Traditional optical microscopy exhibits several limitations, most notably the classical diffraction limit that prevents the resolution of objects smaller than ~0.5 microns. However, many of the intracellular changes that occur during the earliest indications of cancer manifest on scales of less than one micron. As such, we demonstrate a low-cost on-axis digital holographic microscopy (DHM) system in which scattered light from a visible laser diode, the phase of which has been shifted by a sample, is made to interfere with an incident plane wave. This effect produces holographic patterns that can be measured using an optical beam profiler, from which amplitude and phase information can be acquired for optical path length calculations.
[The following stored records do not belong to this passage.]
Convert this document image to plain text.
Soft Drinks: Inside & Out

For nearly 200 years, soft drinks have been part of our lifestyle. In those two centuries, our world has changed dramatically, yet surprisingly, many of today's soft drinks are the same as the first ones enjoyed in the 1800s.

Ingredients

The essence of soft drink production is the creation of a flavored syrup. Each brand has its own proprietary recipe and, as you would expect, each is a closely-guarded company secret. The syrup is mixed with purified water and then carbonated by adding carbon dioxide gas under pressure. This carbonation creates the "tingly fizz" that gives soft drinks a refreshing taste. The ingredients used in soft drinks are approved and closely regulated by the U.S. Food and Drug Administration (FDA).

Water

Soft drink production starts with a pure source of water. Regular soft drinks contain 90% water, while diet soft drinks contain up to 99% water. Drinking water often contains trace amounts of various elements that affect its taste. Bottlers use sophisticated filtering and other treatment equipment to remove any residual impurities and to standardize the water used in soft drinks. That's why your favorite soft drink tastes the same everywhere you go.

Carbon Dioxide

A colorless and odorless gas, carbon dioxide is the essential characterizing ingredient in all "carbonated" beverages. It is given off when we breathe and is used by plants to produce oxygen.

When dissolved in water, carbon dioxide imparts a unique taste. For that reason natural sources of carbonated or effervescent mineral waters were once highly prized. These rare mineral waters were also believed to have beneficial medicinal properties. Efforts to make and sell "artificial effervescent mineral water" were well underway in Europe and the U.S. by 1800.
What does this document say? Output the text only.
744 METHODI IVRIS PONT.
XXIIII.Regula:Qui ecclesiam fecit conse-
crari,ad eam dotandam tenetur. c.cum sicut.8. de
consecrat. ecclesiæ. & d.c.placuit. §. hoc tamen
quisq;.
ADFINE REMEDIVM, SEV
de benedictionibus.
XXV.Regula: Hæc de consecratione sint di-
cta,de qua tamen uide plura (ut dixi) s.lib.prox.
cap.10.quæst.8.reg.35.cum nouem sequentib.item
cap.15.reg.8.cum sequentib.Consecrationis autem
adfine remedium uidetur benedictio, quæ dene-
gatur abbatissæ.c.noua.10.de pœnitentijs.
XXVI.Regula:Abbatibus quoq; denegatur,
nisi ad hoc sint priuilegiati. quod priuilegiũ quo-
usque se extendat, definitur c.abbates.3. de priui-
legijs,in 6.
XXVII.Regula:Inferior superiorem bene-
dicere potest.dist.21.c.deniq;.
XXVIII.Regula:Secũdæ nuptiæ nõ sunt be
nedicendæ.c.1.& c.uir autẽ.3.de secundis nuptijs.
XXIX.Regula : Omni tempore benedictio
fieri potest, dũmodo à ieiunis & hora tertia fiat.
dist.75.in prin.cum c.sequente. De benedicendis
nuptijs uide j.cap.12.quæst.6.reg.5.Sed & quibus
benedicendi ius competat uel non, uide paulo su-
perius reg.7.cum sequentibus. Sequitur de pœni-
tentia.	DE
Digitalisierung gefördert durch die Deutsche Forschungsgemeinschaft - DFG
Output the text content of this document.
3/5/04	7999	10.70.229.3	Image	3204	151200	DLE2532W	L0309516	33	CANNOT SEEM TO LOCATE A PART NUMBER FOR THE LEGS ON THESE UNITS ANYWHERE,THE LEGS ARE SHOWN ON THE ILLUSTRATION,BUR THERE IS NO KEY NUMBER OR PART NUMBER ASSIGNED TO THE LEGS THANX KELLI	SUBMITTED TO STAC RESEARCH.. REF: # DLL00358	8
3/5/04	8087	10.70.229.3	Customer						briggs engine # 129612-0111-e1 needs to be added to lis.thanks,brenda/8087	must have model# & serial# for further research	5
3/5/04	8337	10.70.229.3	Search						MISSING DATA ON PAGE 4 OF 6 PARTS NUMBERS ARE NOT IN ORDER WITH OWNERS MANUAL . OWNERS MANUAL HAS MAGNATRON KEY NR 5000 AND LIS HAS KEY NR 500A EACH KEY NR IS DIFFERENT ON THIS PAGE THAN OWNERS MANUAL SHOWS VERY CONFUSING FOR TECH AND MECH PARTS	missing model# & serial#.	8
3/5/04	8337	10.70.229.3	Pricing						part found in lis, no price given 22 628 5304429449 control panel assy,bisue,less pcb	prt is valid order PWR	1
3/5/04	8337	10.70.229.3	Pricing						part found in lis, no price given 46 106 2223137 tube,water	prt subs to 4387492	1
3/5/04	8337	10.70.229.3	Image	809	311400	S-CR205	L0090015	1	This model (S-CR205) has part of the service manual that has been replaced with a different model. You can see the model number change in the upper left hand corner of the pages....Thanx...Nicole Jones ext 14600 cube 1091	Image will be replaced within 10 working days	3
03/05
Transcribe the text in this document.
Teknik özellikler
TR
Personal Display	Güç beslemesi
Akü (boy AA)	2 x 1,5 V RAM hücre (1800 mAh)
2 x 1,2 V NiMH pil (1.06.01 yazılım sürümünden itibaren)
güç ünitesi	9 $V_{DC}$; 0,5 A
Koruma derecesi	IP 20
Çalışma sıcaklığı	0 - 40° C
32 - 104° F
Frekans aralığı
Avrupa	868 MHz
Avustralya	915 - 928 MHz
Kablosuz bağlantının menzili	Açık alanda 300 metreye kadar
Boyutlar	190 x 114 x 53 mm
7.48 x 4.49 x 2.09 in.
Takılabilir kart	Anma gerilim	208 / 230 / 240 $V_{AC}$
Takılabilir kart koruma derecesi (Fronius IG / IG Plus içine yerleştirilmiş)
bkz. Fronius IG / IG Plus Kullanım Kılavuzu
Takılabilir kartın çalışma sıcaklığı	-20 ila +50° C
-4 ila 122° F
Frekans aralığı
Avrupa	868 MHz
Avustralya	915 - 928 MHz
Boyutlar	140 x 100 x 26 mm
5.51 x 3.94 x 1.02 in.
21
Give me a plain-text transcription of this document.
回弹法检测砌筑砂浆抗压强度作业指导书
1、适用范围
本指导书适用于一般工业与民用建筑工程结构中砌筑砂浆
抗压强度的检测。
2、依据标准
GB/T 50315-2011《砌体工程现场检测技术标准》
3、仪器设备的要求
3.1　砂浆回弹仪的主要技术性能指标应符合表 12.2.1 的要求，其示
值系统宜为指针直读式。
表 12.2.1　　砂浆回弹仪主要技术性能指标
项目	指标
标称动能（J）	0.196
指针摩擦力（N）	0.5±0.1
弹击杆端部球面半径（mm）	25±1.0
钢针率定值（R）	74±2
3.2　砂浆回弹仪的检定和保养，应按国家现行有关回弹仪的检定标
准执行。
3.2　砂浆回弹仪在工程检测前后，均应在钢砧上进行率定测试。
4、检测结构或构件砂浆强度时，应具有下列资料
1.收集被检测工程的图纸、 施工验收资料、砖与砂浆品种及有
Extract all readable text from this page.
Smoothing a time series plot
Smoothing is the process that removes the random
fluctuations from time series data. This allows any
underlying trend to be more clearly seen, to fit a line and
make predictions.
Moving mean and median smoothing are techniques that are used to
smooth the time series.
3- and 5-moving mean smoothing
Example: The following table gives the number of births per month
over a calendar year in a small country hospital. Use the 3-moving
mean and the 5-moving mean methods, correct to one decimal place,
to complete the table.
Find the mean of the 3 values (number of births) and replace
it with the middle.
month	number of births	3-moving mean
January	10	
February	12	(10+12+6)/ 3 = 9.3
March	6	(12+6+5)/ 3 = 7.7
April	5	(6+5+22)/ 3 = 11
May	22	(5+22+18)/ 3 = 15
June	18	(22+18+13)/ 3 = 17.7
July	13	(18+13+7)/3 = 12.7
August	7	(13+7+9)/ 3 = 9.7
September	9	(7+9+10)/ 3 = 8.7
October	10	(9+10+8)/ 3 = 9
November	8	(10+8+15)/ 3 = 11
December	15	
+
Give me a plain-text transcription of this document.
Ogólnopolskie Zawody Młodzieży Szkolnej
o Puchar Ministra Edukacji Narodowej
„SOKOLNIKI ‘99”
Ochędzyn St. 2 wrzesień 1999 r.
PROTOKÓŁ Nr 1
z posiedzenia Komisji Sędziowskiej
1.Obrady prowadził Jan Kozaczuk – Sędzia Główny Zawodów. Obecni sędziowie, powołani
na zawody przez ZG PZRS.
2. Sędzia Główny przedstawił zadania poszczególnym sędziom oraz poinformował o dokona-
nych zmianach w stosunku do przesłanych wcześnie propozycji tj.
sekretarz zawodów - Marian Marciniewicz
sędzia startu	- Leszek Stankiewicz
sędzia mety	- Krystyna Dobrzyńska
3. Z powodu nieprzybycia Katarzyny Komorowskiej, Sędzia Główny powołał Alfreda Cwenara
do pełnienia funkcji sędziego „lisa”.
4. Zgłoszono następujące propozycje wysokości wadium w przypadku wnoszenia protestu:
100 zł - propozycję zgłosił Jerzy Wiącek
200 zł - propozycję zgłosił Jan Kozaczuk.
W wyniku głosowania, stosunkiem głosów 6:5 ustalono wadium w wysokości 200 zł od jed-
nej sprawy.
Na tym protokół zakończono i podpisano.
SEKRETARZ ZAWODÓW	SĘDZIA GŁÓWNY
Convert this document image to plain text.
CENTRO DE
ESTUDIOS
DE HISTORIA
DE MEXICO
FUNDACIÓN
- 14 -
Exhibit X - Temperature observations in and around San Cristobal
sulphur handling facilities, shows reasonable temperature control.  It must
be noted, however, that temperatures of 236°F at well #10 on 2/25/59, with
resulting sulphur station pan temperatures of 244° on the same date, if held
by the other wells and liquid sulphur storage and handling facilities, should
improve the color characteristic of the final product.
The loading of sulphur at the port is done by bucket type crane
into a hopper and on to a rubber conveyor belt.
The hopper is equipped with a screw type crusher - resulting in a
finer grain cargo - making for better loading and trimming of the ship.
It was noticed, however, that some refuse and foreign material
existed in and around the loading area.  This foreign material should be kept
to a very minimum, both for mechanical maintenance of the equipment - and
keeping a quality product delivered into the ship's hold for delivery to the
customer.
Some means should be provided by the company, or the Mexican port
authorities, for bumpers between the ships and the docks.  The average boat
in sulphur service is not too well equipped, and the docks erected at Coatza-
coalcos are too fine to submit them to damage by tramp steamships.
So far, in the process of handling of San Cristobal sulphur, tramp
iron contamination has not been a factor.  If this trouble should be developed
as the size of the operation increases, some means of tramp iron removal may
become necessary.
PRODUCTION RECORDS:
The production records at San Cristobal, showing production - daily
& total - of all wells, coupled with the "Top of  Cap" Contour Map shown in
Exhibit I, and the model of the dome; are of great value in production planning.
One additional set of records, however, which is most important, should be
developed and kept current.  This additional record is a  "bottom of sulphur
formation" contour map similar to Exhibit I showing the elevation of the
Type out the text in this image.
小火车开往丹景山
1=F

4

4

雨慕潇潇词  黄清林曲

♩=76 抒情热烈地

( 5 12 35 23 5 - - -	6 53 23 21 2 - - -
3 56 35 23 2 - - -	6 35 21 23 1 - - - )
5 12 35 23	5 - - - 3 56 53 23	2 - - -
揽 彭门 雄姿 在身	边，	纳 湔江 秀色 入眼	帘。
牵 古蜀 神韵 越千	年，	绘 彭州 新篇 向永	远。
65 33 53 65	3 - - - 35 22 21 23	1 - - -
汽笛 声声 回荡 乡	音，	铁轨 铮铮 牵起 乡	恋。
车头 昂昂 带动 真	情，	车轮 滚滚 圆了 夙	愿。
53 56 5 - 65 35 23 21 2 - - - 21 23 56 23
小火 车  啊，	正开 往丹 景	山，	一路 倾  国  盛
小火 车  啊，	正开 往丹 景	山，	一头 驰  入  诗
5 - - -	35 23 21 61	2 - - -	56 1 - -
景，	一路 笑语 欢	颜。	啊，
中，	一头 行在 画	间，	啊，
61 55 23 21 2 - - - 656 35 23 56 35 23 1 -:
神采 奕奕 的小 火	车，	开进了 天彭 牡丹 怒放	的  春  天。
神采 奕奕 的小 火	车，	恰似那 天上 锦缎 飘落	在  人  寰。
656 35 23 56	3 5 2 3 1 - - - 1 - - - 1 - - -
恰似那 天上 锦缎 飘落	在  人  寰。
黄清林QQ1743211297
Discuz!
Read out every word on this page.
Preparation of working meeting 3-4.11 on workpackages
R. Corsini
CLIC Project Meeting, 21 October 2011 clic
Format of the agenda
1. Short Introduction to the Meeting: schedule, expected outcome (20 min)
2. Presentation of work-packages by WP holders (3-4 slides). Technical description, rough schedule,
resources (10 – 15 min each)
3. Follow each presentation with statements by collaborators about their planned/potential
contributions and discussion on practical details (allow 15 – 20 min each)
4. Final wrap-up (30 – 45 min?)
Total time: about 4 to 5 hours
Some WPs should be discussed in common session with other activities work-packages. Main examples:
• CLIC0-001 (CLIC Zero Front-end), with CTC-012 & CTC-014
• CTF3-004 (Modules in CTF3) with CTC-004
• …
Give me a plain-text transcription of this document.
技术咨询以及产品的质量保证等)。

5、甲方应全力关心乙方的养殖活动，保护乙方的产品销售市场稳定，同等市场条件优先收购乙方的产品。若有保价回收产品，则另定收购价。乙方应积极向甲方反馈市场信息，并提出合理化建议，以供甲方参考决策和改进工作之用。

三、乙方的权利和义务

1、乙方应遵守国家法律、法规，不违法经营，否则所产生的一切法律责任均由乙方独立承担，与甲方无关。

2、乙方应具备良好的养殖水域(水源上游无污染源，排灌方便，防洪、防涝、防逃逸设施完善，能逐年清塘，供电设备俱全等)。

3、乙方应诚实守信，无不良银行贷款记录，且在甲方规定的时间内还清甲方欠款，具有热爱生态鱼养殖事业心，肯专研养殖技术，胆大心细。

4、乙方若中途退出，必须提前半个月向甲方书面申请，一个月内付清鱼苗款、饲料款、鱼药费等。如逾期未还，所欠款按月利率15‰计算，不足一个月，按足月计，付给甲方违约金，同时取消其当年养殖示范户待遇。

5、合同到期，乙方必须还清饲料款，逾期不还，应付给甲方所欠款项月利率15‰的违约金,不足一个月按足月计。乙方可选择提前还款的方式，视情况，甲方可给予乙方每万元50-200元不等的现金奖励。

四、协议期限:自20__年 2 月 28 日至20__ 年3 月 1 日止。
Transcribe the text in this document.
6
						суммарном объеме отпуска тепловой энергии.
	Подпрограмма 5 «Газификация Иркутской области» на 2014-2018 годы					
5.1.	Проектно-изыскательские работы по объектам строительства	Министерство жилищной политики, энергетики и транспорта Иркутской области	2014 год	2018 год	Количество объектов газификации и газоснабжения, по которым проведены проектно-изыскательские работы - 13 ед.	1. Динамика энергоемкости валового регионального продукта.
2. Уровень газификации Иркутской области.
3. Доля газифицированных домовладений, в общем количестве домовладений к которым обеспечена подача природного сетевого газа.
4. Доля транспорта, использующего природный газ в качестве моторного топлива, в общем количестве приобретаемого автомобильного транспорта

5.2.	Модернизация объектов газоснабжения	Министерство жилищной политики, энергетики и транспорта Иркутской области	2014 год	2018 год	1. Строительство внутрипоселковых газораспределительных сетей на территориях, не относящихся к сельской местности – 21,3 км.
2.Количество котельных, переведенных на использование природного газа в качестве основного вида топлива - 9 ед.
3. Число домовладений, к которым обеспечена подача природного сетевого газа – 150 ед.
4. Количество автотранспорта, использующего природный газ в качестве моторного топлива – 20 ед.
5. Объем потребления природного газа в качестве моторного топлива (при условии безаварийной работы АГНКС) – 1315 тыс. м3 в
This information, a combination of thickness and variations in the index of refraction for a sample, is simply not accessible in visible microscopy images, which only provide attenuation measurements that differ very little between cells. Experimental results will be presented for adherent mammalian cancer cells (BHK and PANC-1) serving as the imaging targets, with amplitude profiles reconstructed via the angular spectrum method. Unwrapped phase images will also be presented, in addition to early instance segmentation results involving the use of a deep neural network for identifying trace quantities of target cells in a mixed sample.